CASE STUDY: Driving Efficient Media Spend Through Programmatic TV
Attribution Analysis Proves the Need for a Cross-Screen media Strategy
From January through early April each year, tax preparation is consistently one of the most competitive verticals for advertisers. Brand messaging offers consumers the promise of faster refunds, easier filing solutions, and better service. Competitive offerings range from self-prep online services and software to certified personal accounting.
1040.com’s services are exclusively focused on electronic tax filing solutions with specific features aimed to make the process simple and fast. While our previous campaigns had shown strong return on ad spend using digital media and search advertising, we recommended testing programmatic television as a way to create cross-screen reach and frequency. The strategy was aimed at creating greater brand recognition in this competitive vertical, and ultimately drive e-files at a lower overall cost.
Tracking the effectiveness of television as a part of the media mix meant that we needed to establish an attribution model capable of indicating the effectiveness of broadcast within a very long conversion process. Based on historical data, we knew that many, if not the majority, of the e-files would come on the last day of the tax season.
Using programmatic television gave us the most flexible and cost-efficient way to purchase broadcast. Based on segmentation research and audience attributes, we aligned our contextual strategies in digital with similar programming and targeting in television. In addition to this, remarketing and brand search were planned to complement our prospecting strategies by driving additional frequency.
Various data feeds were established with the attribution platform in order to track television log files and ad serving data from digital media and search engine advertising. Non-paid marketing was also tracked and consisted of social, search engine marketing and organic contribution to conversion.
In order to validate the data, we tested with television both in- and out-of- market. Over 31 million households were served television ads across nine different networks.
At the end of tax season, completed e-files were analyzed within the attribution model for the most effective path-to-purchase. When the data was segmented to analyze the impact of television specifically, a distinct trend emerged.
With television included in the media mix, paid media only accounted for roughly one-third of all frequency driving sales. With television out-of-market, over two-thirds of the total attribution frequency was attributed to paid media. This meant that with television in-market, paid media was twice as effective at driving e-files, and also served to increase the effectiveness of organic and direct traffic to the site leading to conversion.
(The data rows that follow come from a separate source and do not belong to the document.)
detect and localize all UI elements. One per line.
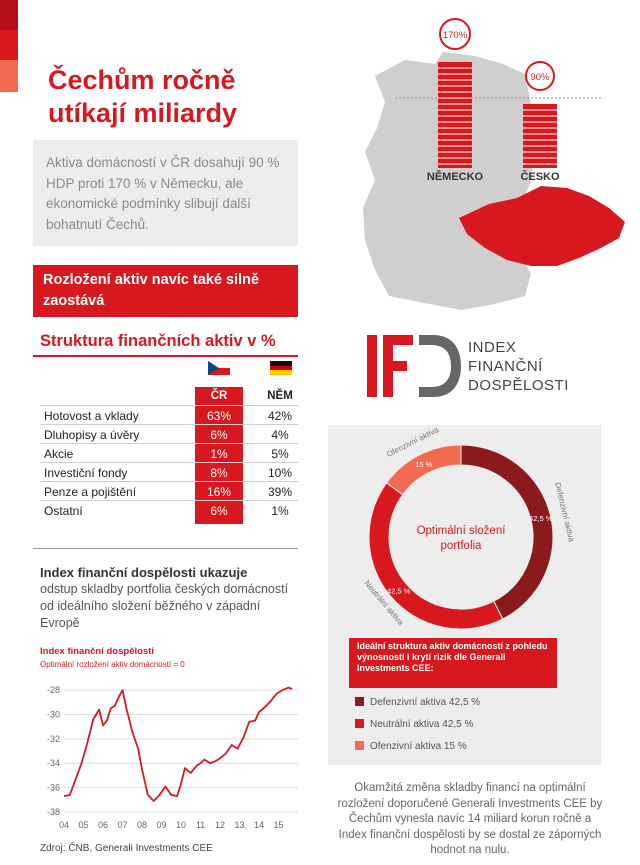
index-section-description: odstup skladby portfolia českých domácno… [40, 582, 289, 630]
donut-center-title-line-1: Optimální složení [417, 525, 507, 537]
ifd-line-1: INDEX [468, 339, 517, 356]
ifd-line-2: FINANČNÍ [468, 358, 543, 375]
series-line-index [63, 686, 293, 802]
y-tick-label: -38 [47, 807, 60, 817]
legend-item-offensive: Ofenzivní aktiva 15 % [355, 741, 467, 752]
red-callout-text: Rozložení aktiv navíc také silně zaostáv… [43, 272, 259, 309]
accent-strip [0, 0, 18, 92]
de-value-cash: 42% [267, 409, 293, 423]
row-label-bonds: Dluhopisy a úvěry [44, 428, 140, 442]
table-rule [40, 405, 298, 406]
ifd-line-3: DOSPĚLOSTI [468, 377, 569, 394]
germany-badge: 170% [443, 30, 468, 41]
x-tick-label: 05 [78, 820, 88, 830]
source-note: Zdroj: ČNB, Generali Investments CEE [40, 843, 213, 854]
x-tick-label: 04 [59, 820, 69, 830]
germany-badge-circle [439, 18, 471, 50]
line-chart-subtitle: Optimální rozložení aktiv domácností = 0 [40, 660, 185, 669]
y-tick-label: -28 [47, 685, 60, 695]
donut-value-label-offensive: 15 % [415, 460, 432, 469]
x-tick-label: 09 [156, 820, 166, 830]
czech-flag-icon [208, 361, 230, 375]
de-value-pension: 39% [267, 485, 293, 499]
row-label-cash: Hotovost a vklady [44, 409, 139, 423]
cz-value-other: 6% [210, 504, 228, 518]
ifd-logo [367, 335, 461, 397]
table-rule [40, 424, 298, 425]
donut-center-title-line-2: portfolia [441, 540, 483, 552]
conclusion-text: Okamžitá změna skladby financí na optimá… [337, 782, 603, 856]
germany-label: NĚMECKO [427, 170, 484, 183]
table-rule [40, 443, 298, 444]
y-tick-label: -32 [47, 734, 60, 744]
czechia-label: ČESKO [520, 170, 560, 183]
row-label-pension: Penze a pojištění [44, 485, 137, 499]
title-rule [33, 355, 298, 357]
legend-item-neutral: Neutrální aktiva 42,5 % [355, 719, 473, 730]
czechia-badge-circle [525, 61, 555, 91]
de-value-other: 1% [271, 504, 289, 518]
cz-value-cash: 63% [206, 409, 232, 423]
x-tick-label: 10 [176, 820, 186, 830]
x-tick-label: 12 [215, 820, 225, 830]
line-chart-title: Index finanční dospělosti [40, 646, 155, 657]
germany-coin-stack [438, 62, 472, 168]
intro-box [33, 140, 298, 246]
czechia-map-shape [459, 186, 625, 266]
x-tick-label: 14 [254, 820, 264, 830]
cz-value-stocks: 1% [210, 447, 228, 461]
donut-value-label-neutral: 42,5 % [387, 586, 411, 595]
legend-swatch [355, 697, 364, 706]
czechia-coin-stack [523, 104, 557, 168]
headline: Čechům ročně utíkají miliardy [48, 65, 238, 128]
cz-value-bonds: 6% [210, 428, 228, 442]
x-tick-label: 13 [234, 820, 244, 830]
legend-title: Ideální struktura aktiv domácností z poh… [357, 641, 548, 673]
section-divider [33, 548, 298, 549]
col-header-cz: ČR [210, 390, 228, 402]
y-tick-label: -34 [47, 758, 60, 768]
ifd-logo-text: INDEX FINANČNÍ DOSPĚLOSTI [468, 338, 569, 395]
legend-label: Neutrální aktiva 42,5 % [370, 719, 474, 730]
x-tick-label: 07 [117, 820, 127, 830]
cz-value-funds: 8% [210, 466, 228, 480]
index-section-title: Index finanční dospělosti ukazuje [40, 565, 248, 580]
map-illustration: 170% 90% NĚMECKO ČESKO [363, 18, 625, 310]
index-line-chart: -28 -30 -32 -34 -36 -38 04 05 06 07 08 09 10 11 12 13 14… [47, 685, 298, 830]
row-label-funds: Investiční fondy [44, 466, 128, 480]
x-tick-label: 11 [196, 820, 205, 830]
donut-value-label-defensive: 42,5 % [529, 514, 553, 523]
de-value-stocks: 5% [271, 447, 289, 461]
col-header-de: NĚM [267, 390, 293, 402]
y-tick-label: -36 [47, 783, 60, 793]
legend-swatch [355, 719, 364, 728]
assets-table-title: Struktura finančních aktiv v % [40, 332, 276, 350]
czechia-badge: 90% [530, 72, 550, 83]
donut-slice-offensive [385, 444, 462, 496]
red-callout [33, 265, 298, 317]
legend-title-box [349, 638, 557, 688]
table-rule [40, 500, 298, 501]
y-tick-label: -30 [47, 709, 60, 719]
czech-column-highlight [195, 387, 243, 524]
legend-item-defensive: Defenzivní aktiva 42,5 % [355, 697, 480, 708]
de-value-bonds: 4% [271, 428, 289, 442]
legend-swatch [355, 741, 364, 750]
table-rule [40, 462, 298, 463]
table-rule [40, 481, 298, 482]
x-tick-label: 15 [273, 820, 283, 830]
row-label-other: Ostatní [44, 504, 83, 518]
german-flag-icon [270, 361, 292, 375]
donut-category-label-defensive: Defenzivní aktiva [553, 481, 576, 543]
row-label-stocks: Akcie [44, 447, 74, 461]
legend-label: Defenzivní aktiva 42,5 % [370, 697, 481, 708]
x-tick-label: 06 [98, 820, 108, 830]
donut-panel [328, 425, 601, 765]
x-tick-label: 08 [137, 820, 147, 830]
intro-text: Aktiva domácností v ČR dosahují 90 % HDP… [46, 155, 280, 232]
cz-value-pension: 16% [206, 485, 232, 499]
legend-label: Ofenzivní aktiva 15 % [370, 741, 467, 752]
de-value-funds: 10% [267, 466, 293, 480]
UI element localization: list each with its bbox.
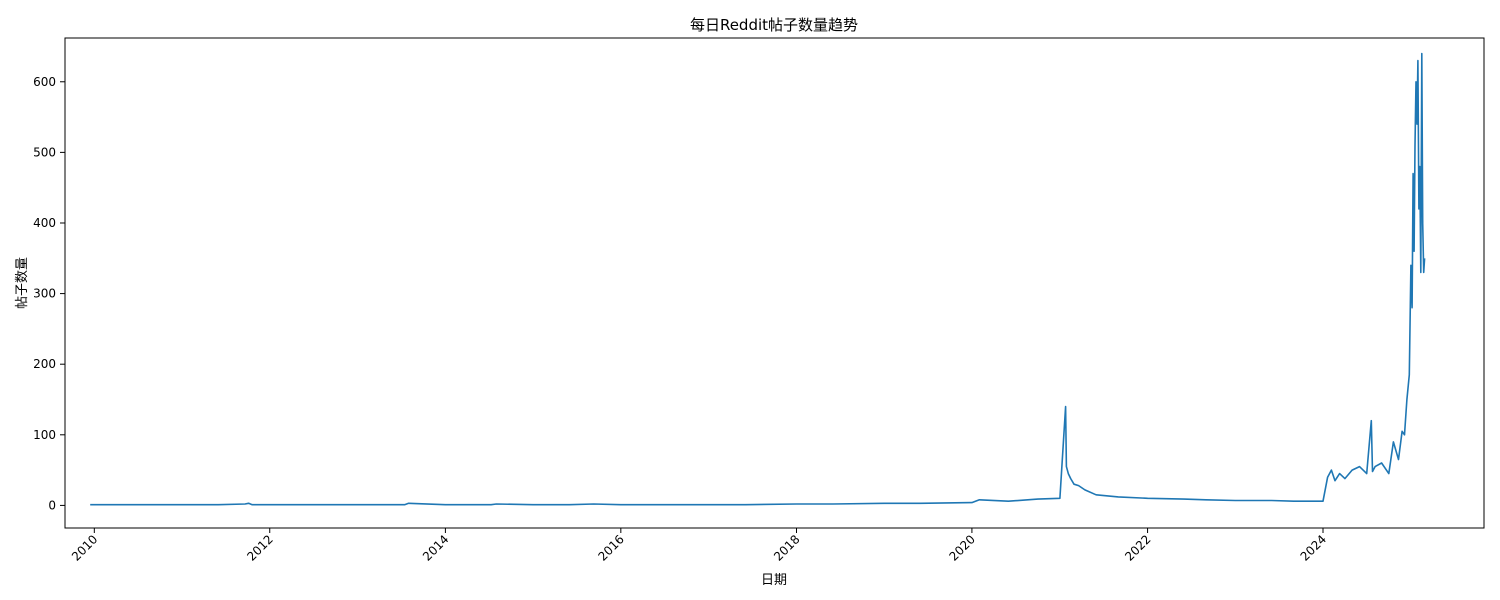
y-tick-label: 100 [33, 428, 56, 442]
y-tick-label: 600 [33, 75, 56, 89]
series-line [90, 52, 1426, 506]
x-tick-label: 2014 [420, 532, 451, 563]
y-tick-label: 200 [33, 357, 56, 371]
chart-title: 每日Reddit帖子数量趋势 [690, 16, 858, 34]
y-axis: 0 100 200 300 400 500 600 [33, 75, 65, 512]
plot-frame [64, 37, 1485, 529]
x-tick-label: 2010 [69, 532, 100, 563]
y-axis-title: 帖子数量 [15, 257, 30, 309]
y-tick-label: 0 [48, 498, 56, 512]
y-tick-label: 300 [33, 287, 56, 301]
x-tick-label: 2022 [1122, 532, 1153, 563]
x-tick-label: 2020 [947, 532, 978, 563]
x-tick-label: 2024 [1298, 532, 1329, 563]
y-tick-label: 400 [33, 216, 56, 230]
x-axis: 2010 2012 2014 2016 2018 2020 2022 2024 [69, 528, 1329, 564]
x-tick-label: 2018 [771, 532, 802, 563]
x-tick-label: 2016 [595, 532, 626, 563]
y-tick-label: 500 [33, 145, 56, 159]
x-axis-title: 日期 [761, 573, 787, 588]
x-tick-label: 2012 [244, 532, 275, 563]
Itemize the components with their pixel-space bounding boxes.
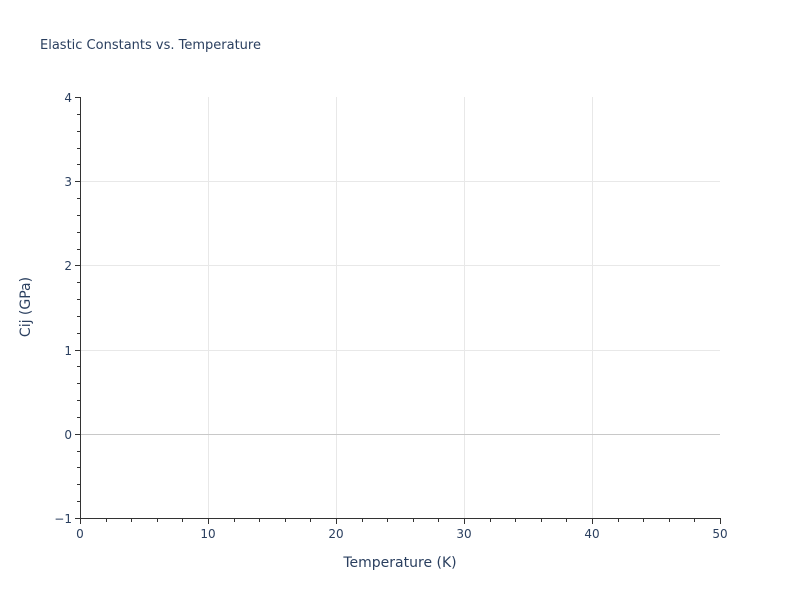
x-minor-tick [413, 519, 414, 522]
y-minor-tick [77, 299, 80, 300]
x-major-tick-20 [336, 519, 337, 524]
x-minor-tick [490, 519, 491, 522]
y-minor-tick [77, 383, 80, 384]
y-tick-label-2: 2 [64, 259, 72, 273]
x-major-tick-50 [720, 519, 721, 524]
y-major-tick-2 [75, 265, 80, 266]
y-tick-label-0: 0 [64, 428, 72, 442]
y-tick-label-4: 4 [64, 91, 72, 105]
x-axis-title: Temperature (K) [343, 555, 457, 571]
x-minor-tick [234, 519, 235, 522]
y-axis-line [80, 97, 81, 519]
x-minor-tick [285, 519, 286, 522]
x-major-tick-10 [208, 519, 209, 524]
x-minor-tick [438, 519, 439, 522]
y-minor-tick [77, 215, 80, 216]
x-tick-label-30: 30 [456, 527, 472, 541]
y-tick-label-1: 1 [64, 344, 72, 358]
x-major-tick-40 [592, 519, 593, 524]
gridline-x-10 [208, 97, 209, 518]
x-minor-tick [566, 519, 567, 522]
gridline-y-2 [81, 265, 720, 266]
chart-title: Elastic Constants vs. Temperature [40, 38, 261, 53]
x-axis-line [80, 518, 721, 519]
y-minor-tick [77, 164, 80, 165]
x-tick-label-10: 10 [200, 527, 216, 541]
x-major-tick-30 [464, 519, 465, 524]
y-minor-tick [77, 451, 80, 452]
x-minor-tick [618, 519, 619, 522]
x-minor-tick [387, 519, 388, 522]
y-minor-tick [77, 316, 80, 317]
x-minor-tick [310, 519, 311, 522]
x-minor-tick [182, 519, 183, 522]
x-tick-label-40: 40 [584, 527, 600, 541]
y-minor-tick [77, 467, 80, 468]
y-major-tick-3 [75, 181, 80, 182]
gridline-x-40 [592, 97, 593, 518]
y-minor-tick [77, 400, 80, 401]
y-minor-tick [77, 148, 80, 149]
y-minor-tick [77, 484, 80, 485]
y-minor-tick [77, 114, 80, 115]
x-tick-label-0: 0 [76, 527, 84, 541]
gridline-y-1 [81, 350, 720, 351]
x-tick-label-20: 20 [328, 527, 344, 541]
x-minor-tick [694, 519, 695, 522]
x-minor-tick [362, 519, 363, 522]
x-tick-label-50: 50 [712, 527, 728, 541]
y-major-tick-4 [75, 97, 80, 98]
x-major-tick-0 [80, 519, 81, 524]
gridline-x-20 [336, 97, 337, 518]
y-major-tick--1 [75, 518, 80, 519]
x-minor-tick [106, 519, 107, 522]
y-major-tick-1 [75, 350, 80, 351]
y-tick-label--1: −1 [54, 512, 72, 526]
x-minor-tick [541, 519, 542, 522]
x-minor-tick [259, 519, 260, 522]
y-minor-tick [77, 282, 80, 283]
y-minor-tick [77, 333, 80, 334]
plot-area: 0 10 20 30 40 50 −1 0 1 2 3 4 [54, 91, 727, 541]
y-minor-tick [77, 131, 80, 132]
y-minor-tick [77, 198, 80, 199]
y-minor-tick [77, 501, 80, 502]
y-major-tick-0 [75, 434, 80, 435]
y-minor-tick [77, 417, 80, 418]
x-minor-tick [157, 519, 158, 522]
y-axis-title: Cij (GPa) [18, 276, 34, 338]
x-minor-tick [131, 519, 132, 522]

In order to gain the same volume of conversions with television out-of-market, paid media essentially had to work exponentially harder to make up the difference in the overall media mix. This created a spike of nearly 400% in the cost-per-acquisition when only digital and search were running.
The inclusion of television in the media mix drove an 80% reduction in the overall cost-per-acquisition and a 34% reduction in the frequency needed to drive conversions. The media mix was clearly much more effective and efficient with television included.